Commentary of the Old and New Testaments

Deuteronomy 25

By Joseph Benson

 

Verse 1
Deuteronomy 25:1. If there be a controversy between men — Having made provision for the security of private right in some such remarkable cases as might be sufficient standards whereby to regulate all others, and having fixed punishments to the breach of the most capital laws, Moses now comes to such criminal matters as deserved only corporal penalties, and directs the inferior courts to be just and impartial in their proceedings upon all such complaints. They shall justify the righteous — Acquit him from guilt and false accusations, and free him from punishment. Condemn the wicked — Declare him guilty, and pass sentence of condemnation upon him to suitable punishment.

Verse 2
Deuteronomy 25:2. Worthy to be beaten — Which the Jews say was the case of all those who had committed crimes which the law commands to be punished, without expressing the kind or degree of punishment. Before his face — That the punishment might be duly inflicted, without excess or defect.
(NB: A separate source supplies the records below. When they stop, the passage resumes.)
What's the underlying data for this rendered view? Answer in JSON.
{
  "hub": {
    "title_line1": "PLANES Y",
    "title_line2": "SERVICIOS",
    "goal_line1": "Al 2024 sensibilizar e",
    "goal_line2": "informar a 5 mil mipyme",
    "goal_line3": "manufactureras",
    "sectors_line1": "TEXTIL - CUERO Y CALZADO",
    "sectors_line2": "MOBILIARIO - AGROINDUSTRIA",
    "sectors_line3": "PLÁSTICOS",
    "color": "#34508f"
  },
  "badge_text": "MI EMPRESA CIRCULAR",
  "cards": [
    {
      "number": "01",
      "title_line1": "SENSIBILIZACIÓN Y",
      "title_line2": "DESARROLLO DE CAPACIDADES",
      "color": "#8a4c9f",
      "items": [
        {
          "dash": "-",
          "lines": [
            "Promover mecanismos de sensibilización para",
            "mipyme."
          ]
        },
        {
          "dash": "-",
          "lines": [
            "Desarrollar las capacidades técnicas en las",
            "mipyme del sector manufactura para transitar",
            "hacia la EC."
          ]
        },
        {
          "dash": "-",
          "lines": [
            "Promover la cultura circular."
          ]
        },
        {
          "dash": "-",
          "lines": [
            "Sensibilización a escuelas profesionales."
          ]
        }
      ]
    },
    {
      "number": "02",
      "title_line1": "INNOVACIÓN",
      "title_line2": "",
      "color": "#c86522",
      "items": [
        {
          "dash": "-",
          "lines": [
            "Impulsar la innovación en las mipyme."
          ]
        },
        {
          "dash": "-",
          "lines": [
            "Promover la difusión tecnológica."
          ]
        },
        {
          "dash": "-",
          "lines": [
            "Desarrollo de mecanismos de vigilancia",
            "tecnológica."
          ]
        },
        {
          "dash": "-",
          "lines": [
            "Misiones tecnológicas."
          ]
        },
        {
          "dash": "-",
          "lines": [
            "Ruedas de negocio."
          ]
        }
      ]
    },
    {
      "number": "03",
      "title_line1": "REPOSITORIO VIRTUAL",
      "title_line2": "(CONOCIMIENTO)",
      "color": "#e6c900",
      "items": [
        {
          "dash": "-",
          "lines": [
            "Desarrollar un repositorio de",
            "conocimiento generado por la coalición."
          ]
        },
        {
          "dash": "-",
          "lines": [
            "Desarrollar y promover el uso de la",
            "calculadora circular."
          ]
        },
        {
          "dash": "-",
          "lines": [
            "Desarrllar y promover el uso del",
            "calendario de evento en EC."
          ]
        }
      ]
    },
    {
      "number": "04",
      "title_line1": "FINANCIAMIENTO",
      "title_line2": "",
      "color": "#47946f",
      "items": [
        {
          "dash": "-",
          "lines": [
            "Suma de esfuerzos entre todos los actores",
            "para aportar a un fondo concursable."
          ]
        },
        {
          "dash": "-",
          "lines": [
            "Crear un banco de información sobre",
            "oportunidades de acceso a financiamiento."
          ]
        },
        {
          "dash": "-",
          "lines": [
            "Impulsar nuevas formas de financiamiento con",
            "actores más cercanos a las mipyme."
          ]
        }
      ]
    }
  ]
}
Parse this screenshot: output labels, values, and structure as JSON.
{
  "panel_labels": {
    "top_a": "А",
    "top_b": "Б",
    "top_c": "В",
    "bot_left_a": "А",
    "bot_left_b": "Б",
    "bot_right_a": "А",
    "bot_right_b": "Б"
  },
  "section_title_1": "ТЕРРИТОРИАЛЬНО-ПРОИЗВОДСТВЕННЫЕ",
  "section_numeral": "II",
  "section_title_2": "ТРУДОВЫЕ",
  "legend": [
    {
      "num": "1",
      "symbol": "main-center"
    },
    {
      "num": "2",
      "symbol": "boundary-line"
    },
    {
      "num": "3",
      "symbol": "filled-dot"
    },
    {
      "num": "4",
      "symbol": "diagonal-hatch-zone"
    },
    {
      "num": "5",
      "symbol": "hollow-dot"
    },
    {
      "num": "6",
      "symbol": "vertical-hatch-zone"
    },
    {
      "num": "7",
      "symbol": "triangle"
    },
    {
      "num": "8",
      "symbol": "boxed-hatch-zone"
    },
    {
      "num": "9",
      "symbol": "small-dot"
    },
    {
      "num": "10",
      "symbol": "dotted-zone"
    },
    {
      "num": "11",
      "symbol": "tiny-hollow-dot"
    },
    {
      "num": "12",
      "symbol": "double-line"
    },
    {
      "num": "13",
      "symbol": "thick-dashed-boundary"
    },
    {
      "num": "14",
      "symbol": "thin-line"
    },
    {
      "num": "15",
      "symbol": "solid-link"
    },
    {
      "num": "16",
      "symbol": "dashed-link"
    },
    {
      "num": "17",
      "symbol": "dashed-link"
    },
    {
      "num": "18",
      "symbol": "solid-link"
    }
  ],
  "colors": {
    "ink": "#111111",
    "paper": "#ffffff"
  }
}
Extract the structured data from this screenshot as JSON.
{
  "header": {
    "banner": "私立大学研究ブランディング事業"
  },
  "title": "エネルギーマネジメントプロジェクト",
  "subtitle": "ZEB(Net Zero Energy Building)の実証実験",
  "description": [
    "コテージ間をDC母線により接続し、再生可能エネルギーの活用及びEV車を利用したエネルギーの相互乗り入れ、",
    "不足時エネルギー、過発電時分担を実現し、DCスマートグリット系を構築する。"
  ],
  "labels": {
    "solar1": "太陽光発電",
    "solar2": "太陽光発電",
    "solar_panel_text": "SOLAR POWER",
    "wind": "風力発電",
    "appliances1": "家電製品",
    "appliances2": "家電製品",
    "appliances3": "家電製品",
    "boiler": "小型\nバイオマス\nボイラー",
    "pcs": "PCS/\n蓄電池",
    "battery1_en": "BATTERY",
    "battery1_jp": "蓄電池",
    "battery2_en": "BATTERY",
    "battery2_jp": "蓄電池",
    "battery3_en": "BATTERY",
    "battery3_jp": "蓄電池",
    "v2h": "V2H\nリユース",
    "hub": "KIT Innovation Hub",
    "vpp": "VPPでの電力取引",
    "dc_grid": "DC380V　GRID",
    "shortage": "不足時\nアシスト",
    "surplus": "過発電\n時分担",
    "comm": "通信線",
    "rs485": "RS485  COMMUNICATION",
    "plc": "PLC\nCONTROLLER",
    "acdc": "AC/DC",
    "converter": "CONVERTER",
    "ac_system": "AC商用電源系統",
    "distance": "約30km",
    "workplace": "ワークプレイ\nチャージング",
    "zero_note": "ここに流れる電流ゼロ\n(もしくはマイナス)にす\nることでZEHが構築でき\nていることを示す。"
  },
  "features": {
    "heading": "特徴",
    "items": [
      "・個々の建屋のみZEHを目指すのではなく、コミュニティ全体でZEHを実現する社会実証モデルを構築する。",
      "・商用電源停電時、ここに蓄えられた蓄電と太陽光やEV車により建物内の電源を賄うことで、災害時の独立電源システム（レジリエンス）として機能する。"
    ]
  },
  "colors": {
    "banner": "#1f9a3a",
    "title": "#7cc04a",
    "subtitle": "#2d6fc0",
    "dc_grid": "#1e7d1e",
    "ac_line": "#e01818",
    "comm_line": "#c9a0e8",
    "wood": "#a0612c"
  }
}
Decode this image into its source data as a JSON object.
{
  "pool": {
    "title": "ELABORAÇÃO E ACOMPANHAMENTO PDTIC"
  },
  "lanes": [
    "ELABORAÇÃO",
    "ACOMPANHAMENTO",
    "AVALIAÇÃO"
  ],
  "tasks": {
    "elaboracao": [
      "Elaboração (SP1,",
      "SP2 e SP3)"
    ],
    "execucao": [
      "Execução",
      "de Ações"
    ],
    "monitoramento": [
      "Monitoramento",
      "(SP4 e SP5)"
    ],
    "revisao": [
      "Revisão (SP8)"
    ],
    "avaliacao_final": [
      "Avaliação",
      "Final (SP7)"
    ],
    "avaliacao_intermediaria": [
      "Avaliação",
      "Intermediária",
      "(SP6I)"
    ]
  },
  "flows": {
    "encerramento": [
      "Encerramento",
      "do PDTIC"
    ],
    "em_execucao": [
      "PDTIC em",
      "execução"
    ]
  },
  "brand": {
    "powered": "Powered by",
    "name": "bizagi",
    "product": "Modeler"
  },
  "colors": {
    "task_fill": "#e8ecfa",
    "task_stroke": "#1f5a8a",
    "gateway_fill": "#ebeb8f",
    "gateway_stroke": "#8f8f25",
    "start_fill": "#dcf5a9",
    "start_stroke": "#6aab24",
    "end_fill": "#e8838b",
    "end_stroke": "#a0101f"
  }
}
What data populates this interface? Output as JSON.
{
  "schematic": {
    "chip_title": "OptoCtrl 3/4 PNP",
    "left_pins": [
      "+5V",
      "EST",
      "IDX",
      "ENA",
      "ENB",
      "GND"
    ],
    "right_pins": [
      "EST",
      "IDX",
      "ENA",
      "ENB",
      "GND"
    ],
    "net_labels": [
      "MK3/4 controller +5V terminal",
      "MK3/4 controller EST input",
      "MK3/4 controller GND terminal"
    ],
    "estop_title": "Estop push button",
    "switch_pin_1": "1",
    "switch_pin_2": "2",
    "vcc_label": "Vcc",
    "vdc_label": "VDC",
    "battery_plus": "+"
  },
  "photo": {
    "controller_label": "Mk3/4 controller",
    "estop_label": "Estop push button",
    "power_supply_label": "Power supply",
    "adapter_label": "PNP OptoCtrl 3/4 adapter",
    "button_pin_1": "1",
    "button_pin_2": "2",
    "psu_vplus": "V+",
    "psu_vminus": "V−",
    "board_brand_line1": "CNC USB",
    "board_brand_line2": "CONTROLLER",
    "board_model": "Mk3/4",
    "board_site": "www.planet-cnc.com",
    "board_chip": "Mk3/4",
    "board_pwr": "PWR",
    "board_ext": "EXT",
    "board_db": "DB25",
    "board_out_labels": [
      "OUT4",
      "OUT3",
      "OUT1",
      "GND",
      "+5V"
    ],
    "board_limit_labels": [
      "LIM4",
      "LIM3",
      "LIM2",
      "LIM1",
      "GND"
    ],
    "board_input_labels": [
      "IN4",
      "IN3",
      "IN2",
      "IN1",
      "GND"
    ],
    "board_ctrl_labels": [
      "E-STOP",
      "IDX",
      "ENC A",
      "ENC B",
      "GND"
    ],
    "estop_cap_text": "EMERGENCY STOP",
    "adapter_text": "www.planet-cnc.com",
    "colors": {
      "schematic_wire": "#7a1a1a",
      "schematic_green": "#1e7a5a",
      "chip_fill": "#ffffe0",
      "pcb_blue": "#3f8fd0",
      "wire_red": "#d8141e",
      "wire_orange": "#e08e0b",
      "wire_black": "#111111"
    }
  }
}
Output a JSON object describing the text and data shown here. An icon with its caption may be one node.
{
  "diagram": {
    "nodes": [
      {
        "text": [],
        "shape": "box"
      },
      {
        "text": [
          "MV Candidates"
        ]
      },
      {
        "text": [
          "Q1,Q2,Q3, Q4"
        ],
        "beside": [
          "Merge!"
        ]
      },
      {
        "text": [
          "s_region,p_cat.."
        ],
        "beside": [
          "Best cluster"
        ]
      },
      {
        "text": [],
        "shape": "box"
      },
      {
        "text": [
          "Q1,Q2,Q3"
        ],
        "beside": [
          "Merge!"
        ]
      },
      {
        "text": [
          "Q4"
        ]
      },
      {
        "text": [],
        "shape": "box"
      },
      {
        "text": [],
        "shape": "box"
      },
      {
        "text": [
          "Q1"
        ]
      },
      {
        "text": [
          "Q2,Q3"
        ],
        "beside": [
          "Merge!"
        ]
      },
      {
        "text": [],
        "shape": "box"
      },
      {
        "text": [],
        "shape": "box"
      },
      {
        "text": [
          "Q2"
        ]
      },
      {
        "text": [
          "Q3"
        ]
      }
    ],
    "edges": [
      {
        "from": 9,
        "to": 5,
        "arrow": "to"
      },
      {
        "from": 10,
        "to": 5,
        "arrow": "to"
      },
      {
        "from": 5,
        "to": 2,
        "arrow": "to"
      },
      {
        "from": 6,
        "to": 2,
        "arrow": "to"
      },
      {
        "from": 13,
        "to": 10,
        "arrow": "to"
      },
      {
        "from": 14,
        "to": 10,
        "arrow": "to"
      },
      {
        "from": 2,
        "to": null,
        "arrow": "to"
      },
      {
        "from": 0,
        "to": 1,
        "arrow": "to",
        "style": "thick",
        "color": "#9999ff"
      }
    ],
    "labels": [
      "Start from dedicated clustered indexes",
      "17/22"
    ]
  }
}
And from this no person’s rank or quality exempted him, if he were a delinquent.

Verse 3
Deuteronomy 25:3. Forty stripes he may give him — The law of Moses very wisely limited the number of stripes, lest severe judges should order delinquents to be lashed to death, as was often done among the Romans, than which, perhaps, a more cruel kind of death can hardly be devised. And it seems not to have been superstition, but prudent caution, in the Jews, when they would not exceed thirty-nine stripes, lest, through mistake or forgetfulness, they should go beyond the bounds which they were commanded to keep. Thy brother should seem vile — Lest the judges, by exceeding the bounds of humanity, and that compassion which was due to a brother, a partaker of human nature in common with themselves, and one of the same nation and community, civil and religious, should be accustomed to think despicably of their poor brethren, and set their lives at naught. Or lest he should be made contemptible to his brethren, either by this cruel usage of him, as if he were a brute beast; or by some deformity or infirmity of body, which excessive beating might produce.

Verse 4
Deuteronomy 25:4. When he treadeth out the corn — Which they did in those parts, either immediately by their hoofs, or by drawing carts or other instruments over the corn. Hereby God taught them humanity, even to their beasts that served them, and much more to their servants, or other men who laboured for them, especially to their ministers, 1 Corinthians 9:9.

Verse 5-6
Deuteronomy 25:5-6. If brethren dwell together — In the same town, or, at least, country. For if the next brother had removed his habitation into remote parts, or were carried thither into captivity, then the wife of the dead had her liberty to marry the next kinsman that lived in the same place with her. One — Any of them, for the words are general, and the reason of the law was to keep up the distinction of tribes and families, that so the Messiah might be discovered by the family from which he was appointed to proceed; and also of inheritances, which were divided among all the brethren, the firstborn having only a double portion. A stranger — To one of another family. That his name be not put out — That a family be not lost. So this was a provision that the number of their families might not be diminished.

Verse 9-10
Deuteronomy 25:9-10. Loose his shoe — As a sign of his resignation of all his right to the woman, and to her husband’s inheritance; for as the shoe was a sign of one’s power and right, (Psalms 60:8; Psalms 108:9,) so the parting with the shoe was a token of the alienation of such right; and as a note of infamy, to signify that by this disingenuous action he was unworthy to be among free men, and fit to be reduced to the condition of the meanest servants, who used to go barefoot, Isaiah 20:2; Isaiah 20:4. His name — That is, his person, and his posterity also. So it was a lasting blot.

Verse 13
Deuteronomy 25:13. Divers weights, great and small — The great to buy with, the small for selling. This law taught them to be so far from practising deceit, that they were not even to have the instruments of it by them. Would to God that there was no need to enforce the same law in our days!

Verse 17-18
Deuteronomy 25:17-18. Out of Egypt — Which circumstance greatly aggravated their sin, that they should do thus to a people who had been long exercised with sore afflictions, to whom pity was due by the laws of nature and humanity, and for whose rescue God had in so glorious a manner appeared, which they could not be ignorant of. And he feared not God — Though they feared Israel, whom they durst not look in the face, but cut them off behind, yet they feared not God, but acted a base and inhuman part, in contempt of the divine authority, and of all the miraculous interpositions of the divine providence in behalf of that chosen nation. So that while their conduct was barbarous to Israel, they set the great Jehovah at defiance.